Ed Niedermeyer
October 7, 2014
Of all the choices we make as consumers, our car purchases are among the most consequential. While cars are typically one of the most expensive purchases we’ll ever make outside of housing, the size of the auto industry gives those purchases an often-unseen political dimension as well.
To the extent that politics enters the conversation around the cars we buy, it usually centers around a dated concern for the interests of U.S.-based manufacturers (i.e. “Is it good for Detroit?”). What gets lost in the argument — along with billions of taxpayer dollars on bailouts — is the agenda Americans are actually endorsing with their purchases. And the trade issues with Japan that are apparently holding up the Trans-Pacific Partnership, along with the economic contributions of Japanese auto firms in particular to the U.S. economy, demonstrate that the old “Detroit versus Japan” debate no longer benefits U.S. consumers.
For example, the U.S. still imposes a 25 percent tax on pickup imports, the lone holdout of President Lyndon Johnson’s 1963 “chicken tax” and 10 times the tariff on passenger vehicle imports. Meanwhile, Americans purchase trucks in huge numbers despite concerns about energy security and global warming. Rather than simply enjoying the bounties1 of this hidden tax, U.S. automakers bang the drum against the supposed threat of Japanese trade policy. Automakers General Motors, Chrysler and Ford complain noisily that Japan’s “currency manipulation” and “non-tariff barriers” are obstacles to the TPP. In return for its lack of tariffs on imported cars (zero, compared with our 2.5 to 25 percent tariffs, for those keeping score), Japan is essentially being accused of cheating by not adopting U.S. automotive regulations and monetary policy.2
Meanwhile, the Japanese automakers that have made huge inroads in the U.S. market have become less dependent on cross-Pacific trade than ever. According to the Japanese Automobile Manufacturers Association, 71 percent of all Japanese vehicles sold in the U.S. were produced in North America. Exports of Japanese vehicles from the U.S. continued to grow last year, up more than 16 percent to nearly 400,000 units. All told, Japanese automakers produced more vehicles in the U.S. last year than GM did. Meanwhile, Fiat Chrysler Automobiles, which U.S. and Canadian taxpayers bailed out in order to preserve the North American auto industry, will actually increase imports to Nafta countries tenfold by 2018.

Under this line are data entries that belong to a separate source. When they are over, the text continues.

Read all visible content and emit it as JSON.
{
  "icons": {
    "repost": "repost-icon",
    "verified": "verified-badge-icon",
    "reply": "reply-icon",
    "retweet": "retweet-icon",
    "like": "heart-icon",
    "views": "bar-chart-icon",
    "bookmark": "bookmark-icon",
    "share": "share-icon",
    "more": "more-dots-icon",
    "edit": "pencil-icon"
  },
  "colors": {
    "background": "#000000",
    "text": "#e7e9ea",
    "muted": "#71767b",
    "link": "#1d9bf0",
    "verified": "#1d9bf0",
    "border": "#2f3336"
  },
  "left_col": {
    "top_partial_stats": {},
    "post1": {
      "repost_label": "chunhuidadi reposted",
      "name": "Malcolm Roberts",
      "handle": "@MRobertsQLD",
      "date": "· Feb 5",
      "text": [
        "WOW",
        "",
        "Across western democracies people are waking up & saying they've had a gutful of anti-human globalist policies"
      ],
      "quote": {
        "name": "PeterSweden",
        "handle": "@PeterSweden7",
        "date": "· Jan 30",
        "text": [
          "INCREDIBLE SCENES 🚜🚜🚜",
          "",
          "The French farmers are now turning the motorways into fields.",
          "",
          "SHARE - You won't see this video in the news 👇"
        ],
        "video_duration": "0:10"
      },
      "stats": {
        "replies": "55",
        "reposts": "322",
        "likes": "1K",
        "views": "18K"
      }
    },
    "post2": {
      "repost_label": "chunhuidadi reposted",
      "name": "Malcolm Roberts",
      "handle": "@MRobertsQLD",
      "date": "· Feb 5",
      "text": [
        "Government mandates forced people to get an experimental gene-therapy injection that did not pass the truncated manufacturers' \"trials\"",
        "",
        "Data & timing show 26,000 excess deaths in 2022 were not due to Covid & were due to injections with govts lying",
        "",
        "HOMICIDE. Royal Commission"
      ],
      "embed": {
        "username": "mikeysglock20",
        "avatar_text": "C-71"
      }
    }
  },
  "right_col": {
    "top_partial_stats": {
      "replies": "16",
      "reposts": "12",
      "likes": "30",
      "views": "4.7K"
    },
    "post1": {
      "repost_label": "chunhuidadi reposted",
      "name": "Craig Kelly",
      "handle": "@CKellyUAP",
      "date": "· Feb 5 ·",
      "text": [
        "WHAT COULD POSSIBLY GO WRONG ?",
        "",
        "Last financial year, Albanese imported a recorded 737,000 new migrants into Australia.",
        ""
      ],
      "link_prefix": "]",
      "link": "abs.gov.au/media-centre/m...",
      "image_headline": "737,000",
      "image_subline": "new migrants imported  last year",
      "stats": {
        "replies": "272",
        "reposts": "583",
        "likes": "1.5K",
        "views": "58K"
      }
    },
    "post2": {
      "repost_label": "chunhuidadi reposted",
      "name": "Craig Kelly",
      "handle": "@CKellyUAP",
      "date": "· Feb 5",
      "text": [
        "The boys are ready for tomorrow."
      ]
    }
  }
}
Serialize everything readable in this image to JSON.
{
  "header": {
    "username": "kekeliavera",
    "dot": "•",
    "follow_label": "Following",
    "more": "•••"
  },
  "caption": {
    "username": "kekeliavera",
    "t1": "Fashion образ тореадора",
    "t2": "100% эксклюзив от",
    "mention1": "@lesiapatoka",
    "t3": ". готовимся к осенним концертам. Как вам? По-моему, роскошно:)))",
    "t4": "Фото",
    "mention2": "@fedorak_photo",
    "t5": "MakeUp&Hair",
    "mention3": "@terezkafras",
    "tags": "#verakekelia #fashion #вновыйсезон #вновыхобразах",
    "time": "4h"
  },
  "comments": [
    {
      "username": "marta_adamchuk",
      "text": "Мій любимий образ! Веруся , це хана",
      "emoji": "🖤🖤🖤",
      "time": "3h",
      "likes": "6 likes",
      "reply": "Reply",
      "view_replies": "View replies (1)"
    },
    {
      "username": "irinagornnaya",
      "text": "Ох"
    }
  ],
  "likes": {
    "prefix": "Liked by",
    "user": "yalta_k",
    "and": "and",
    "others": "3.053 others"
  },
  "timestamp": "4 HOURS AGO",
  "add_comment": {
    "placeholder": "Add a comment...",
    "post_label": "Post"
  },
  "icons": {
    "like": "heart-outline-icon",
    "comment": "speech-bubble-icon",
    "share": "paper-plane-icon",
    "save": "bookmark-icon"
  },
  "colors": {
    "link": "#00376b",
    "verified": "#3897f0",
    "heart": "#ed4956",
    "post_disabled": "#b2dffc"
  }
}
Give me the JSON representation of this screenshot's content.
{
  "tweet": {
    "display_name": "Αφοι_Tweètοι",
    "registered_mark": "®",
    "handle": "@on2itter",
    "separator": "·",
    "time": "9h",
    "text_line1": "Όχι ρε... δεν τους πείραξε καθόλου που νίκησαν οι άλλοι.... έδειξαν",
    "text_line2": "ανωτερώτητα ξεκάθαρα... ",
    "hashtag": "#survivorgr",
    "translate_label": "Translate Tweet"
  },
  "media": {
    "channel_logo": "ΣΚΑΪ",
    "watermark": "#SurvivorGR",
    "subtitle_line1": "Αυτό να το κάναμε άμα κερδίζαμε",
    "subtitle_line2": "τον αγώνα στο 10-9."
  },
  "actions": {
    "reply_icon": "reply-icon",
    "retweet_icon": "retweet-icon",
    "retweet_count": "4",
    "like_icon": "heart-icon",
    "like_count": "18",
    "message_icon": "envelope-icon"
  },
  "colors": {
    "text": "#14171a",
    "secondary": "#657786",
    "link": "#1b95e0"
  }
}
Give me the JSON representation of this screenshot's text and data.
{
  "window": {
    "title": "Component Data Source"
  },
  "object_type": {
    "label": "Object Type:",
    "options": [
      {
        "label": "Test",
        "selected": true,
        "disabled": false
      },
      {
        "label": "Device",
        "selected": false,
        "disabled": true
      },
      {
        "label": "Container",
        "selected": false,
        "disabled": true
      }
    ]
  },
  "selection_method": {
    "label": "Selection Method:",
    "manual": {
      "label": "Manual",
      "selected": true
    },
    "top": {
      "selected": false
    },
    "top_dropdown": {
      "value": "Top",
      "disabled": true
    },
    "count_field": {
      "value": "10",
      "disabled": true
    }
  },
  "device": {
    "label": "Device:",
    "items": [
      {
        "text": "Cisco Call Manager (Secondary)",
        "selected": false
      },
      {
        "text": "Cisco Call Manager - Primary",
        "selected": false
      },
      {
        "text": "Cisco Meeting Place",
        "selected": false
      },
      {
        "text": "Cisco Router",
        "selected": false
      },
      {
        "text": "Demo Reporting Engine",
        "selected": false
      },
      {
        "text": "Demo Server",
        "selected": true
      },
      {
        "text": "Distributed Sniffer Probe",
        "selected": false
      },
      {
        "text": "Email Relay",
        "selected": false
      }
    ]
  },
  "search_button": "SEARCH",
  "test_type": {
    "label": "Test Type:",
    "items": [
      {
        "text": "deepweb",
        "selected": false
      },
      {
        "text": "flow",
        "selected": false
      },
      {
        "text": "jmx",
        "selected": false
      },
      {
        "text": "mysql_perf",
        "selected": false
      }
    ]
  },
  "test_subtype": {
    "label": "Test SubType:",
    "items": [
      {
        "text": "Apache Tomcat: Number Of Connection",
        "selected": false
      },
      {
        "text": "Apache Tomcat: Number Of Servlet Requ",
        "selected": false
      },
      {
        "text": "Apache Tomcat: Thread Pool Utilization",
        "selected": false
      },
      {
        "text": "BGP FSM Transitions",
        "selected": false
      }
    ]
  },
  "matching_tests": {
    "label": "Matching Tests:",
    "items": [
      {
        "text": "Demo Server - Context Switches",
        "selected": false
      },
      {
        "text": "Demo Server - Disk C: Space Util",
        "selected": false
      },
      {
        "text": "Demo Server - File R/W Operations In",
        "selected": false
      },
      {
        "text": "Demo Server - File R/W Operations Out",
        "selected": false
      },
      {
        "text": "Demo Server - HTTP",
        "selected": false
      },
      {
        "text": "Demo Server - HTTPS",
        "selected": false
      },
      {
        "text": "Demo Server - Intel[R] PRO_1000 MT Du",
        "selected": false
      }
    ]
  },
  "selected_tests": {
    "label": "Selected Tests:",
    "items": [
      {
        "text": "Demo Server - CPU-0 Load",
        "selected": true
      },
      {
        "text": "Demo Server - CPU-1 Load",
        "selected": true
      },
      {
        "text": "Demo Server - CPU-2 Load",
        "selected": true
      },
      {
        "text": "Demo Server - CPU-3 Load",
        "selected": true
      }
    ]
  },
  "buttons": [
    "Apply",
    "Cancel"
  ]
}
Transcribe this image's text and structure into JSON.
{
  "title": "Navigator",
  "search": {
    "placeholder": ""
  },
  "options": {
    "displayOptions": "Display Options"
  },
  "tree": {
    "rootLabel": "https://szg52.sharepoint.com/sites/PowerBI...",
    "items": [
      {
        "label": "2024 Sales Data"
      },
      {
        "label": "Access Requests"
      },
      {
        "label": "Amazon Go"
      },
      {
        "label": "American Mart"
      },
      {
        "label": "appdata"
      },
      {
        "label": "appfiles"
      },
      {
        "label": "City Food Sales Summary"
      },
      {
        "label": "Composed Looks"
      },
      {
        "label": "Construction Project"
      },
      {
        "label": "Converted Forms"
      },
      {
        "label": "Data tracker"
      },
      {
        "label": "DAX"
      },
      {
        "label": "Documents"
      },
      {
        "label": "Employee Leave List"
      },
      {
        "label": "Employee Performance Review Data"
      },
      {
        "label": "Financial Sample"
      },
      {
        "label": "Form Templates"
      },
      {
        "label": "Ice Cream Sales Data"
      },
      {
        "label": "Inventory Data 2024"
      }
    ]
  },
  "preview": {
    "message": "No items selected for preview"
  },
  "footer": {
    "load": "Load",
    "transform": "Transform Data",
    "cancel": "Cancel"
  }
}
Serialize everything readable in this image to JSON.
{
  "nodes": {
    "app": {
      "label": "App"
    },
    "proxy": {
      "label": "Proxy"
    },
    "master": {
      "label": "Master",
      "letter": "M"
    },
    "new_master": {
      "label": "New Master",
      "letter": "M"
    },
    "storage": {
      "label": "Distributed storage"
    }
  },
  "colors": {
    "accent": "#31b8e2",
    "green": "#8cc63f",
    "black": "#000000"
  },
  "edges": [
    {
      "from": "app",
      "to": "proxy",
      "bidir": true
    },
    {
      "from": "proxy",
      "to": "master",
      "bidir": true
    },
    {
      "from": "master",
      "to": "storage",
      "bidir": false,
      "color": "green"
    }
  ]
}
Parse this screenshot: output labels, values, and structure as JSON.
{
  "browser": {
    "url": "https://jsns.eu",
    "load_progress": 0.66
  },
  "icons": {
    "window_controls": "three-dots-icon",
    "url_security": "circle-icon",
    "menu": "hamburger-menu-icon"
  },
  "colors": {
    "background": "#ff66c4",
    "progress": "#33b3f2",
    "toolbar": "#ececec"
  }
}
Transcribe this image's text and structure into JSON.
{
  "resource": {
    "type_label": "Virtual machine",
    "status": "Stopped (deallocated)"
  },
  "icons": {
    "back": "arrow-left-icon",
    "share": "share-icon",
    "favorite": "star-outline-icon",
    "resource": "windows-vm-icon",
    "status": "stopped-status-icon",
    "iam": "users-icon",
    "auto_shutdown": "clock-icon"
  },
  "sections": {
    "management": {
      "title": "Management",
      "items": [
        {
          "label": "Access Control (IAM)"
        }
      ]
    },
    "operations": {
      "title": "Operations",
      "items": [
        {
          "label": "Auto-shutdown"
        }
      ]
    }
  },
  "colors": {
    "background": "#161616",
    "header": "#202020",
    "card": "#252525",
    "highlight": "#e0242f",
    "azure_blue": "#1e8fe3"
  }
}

Like much of U.S. political discourse, the conversation around America’s automotive interests is still rooted in a time when GM held more than 50 percent of the U.S. market and Japanese automakers prioritized Japanese jobs. Over the last half century, as U.S. consumers have increasingly abandoned Detroit’s products and Japanese automakers have become ever more interwoven into the American economic fabric, the view that Japanese automakers somehow succeed only at the expense of the U.S.’s economic interests has become increasingly anachronistic. Until we replace our threadbare national-industrial approach with a more consumer-centric model, conversations about automotive policy will continue to fall short of meeting the considerable challenges of a changing world.
1 As much as 90 percent of Ford’s profits and 66 percent of GM’s come from the F-Series and Silverado/Sierra pickup lines, respectively, according to a 2012 Morgan Stanley analysis.
2 Whatever your opinions are on quantitative easing, it’s impossible to argue that the U.S. is not as guilty of currency manipulation as Japan is. Furthermore, the “non-tariff barriers” cited by the American Automotive Policy Council basically amount to differences between Japan’s auto regulations and the U.S.’s. Differences in lighting specifications, the use of different frequencies for remote keyless entry, and unique fuel economy and safety tests are not insurmountable challenges to competing in the Japanese market. European automakers have invested in dealerships and advertising in Japan, and they have been rewarded with market-share gains. U.S. firms have reduced their investments in Japan and have lost share as a result.